Frightened and pale as death, Chava Fefer decided to creep out of her hiding place. She became aware that she was alone, the only survivor in the emptied ghetto. She barely took a step, shaking at every rustle. Suddenly she was startled. In a corner of the yard, near the gate, she noticed a figure, which stood as if pressed into the wall. She started to run away, but just at that moment she heard her name quietly whispered. The figure was her brother.

They embraced each other arms in silence. They would have cried, but their eyes were all dried out. Their words stuck in their throats. They took each other by the hand and moved carefully, like people lost in a dark wood. She remembered the name of a Pole, a close acquaintance of theirs, whom she believed would save them. But at that very moment heavy soldier's boots echoed through the empty street. They stood for a moment frozen with fear. Her brother panicked and without a word began to run back. In despair she wanted to call to him to go on with her, but he had disappeared from her sight and she ran on in a different direction, to the house of the Poles, in whom she placed so much hope.

She finally succeeded in reaching this house. The people there, frightened by her appearance, stood in the open doorway, not knowing what to do. But they let her in and for three weeks hid her in their house.

Her first request was that they find out what happened to her brother. Carefully the Polish people began to creep around every house in the ghetto, looking for a trace of the brother who had disappeared. After long searches they succeeded in finding out that on that same day, immediately after running back to the house, he poisoned himself. The Germans found him dead.

 

Meeting A Man

Chava Fefer realized the danger in which the Polish people hiding her found themselves. These were good and honest people and she did not want to put their lives at risk. After about three weeks she fled into the woods.
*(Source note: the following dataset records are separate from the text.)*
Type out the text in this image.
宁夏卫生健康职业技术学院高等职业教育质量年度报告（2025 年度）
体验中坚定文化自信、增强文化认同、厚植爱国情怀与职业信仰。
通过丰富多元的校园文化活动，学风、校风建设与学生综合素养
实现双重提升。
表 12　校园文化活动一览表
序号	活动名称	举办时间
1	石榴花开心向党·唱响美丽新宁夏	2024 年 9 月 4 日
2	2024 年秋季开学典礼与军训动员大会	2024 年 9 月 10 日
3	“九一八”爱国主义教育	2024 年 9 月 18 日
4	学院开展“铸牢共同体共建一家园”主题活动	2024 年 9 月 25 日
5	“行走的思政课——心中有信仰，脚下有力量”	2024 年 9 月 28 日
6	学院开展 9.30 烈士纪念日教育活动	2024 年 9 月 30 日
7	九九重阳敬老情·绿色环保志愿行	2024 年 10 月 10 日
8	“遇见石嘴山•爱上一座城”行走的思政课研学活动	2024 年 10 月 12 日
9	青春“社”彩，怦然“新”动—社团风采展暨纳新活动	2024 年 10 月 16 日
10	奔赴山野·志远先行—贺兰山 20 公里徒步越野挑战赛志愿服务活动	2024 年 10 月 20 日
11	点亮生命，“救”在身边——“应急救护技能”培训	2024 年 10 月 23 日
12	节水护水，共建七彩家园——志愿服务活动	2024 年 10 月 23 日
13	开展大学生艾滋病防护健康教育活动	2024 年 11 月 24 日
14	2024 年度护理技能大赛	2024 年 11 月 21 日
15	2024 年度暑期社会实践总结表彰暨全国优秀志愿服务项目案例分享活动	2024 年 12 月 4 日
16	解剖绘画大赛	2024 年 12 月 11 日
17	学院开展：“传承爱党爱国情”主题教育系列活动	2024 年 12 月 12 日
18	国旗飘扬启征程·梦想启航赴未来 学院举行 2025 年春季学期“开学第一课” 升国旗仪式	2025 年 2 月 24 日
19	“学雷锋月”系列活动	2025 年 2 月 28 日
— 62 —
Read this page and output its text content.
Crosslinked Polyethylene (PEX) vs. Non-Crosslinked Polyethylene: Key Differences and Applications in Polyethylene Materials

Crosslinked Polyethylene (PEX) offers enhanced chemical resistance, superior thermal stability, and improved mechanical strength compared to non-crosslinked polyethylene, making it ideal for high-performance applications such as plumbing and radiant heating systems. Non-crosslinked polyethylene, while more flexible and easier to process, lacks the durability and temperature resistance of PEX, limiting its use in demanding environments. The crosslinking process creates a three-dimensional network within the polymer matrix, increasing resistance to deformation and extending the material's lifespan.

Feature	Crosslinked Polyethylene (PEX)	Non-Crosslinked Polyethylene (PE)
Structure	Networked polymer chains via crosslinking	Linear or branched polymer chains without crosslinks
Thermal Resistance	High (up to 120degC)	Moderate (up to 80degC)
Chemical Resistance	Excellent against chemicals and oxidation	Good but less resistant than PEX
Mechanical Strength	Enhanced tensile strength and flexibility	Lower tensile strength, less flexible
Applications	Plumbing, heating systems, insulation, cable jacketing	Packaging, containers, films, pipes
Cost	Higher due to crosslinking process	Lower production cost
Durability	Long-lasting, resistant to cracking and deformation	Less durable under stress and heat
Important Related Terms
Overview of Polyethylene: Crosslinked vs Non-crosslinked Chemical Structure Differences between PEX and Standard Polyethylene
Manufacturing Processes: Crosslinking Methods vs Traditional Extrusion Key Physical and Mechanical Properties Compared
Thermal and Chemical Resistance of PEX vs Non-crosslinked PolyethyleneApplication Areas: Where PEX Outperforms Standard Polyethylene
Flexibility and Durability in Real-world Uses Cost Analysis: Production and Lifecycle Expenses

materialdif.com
It was on a cold evening at the end of autumn, when, finding herself on the road to Czeplic, she suddenly spied a young man, a Pole, eighteen years old. Fear seized her. In those days young Gentiles stopped fleeing Jews and turned them over to the Germans. Frightened, she looked around for an escape route. As she stood confused the young man approached her. He must have noticed that she was afraid. He began to calm her.

His voice, his polite speech inspired trust. He introduced himself and told her his name was Frantiszek Czapek. As long as he had lived, he said, he had never yet done anyone any harm, and she could be absolutely sure that nothing would happen to her.

They walked along together and he told her the he belonged to the underground and so was forced to hide out at his sister's house. She lived not far from the woods and he believed that she too could hide there. The young Pole did indeed bring her to his sisters'. There she was hidden for several days in the barn.

Every evening the young man brought her bread and water. He was somewhat embarrassed at this and assured her that he too ate the same thing, because he was busy day and night working for the Polish underground. He smuggled weapons for the Polish partisans who were in the near-by woods. In all probability he took no money for this and therefore fed himself very poorly. He really did share his last morsel with the Jewish woman.

After several days the young man announced that he had to go away. He was leaving for Central Poland, which at that time was separated off by a border and was called “General Government”. Chava Fefer saw no other way than to accompany him, since no one was left who could get her anything to eat.

They set out together on the road and passed the border, and went on until they arrived at the village from which the young man came. For a short time she hid in his parents' house. When it became dangerous, he reached an understanding with the parish priest, who agreed to hide Chava Fefer in the church. She stayed there until the Liberation, when the Soviet army took the village.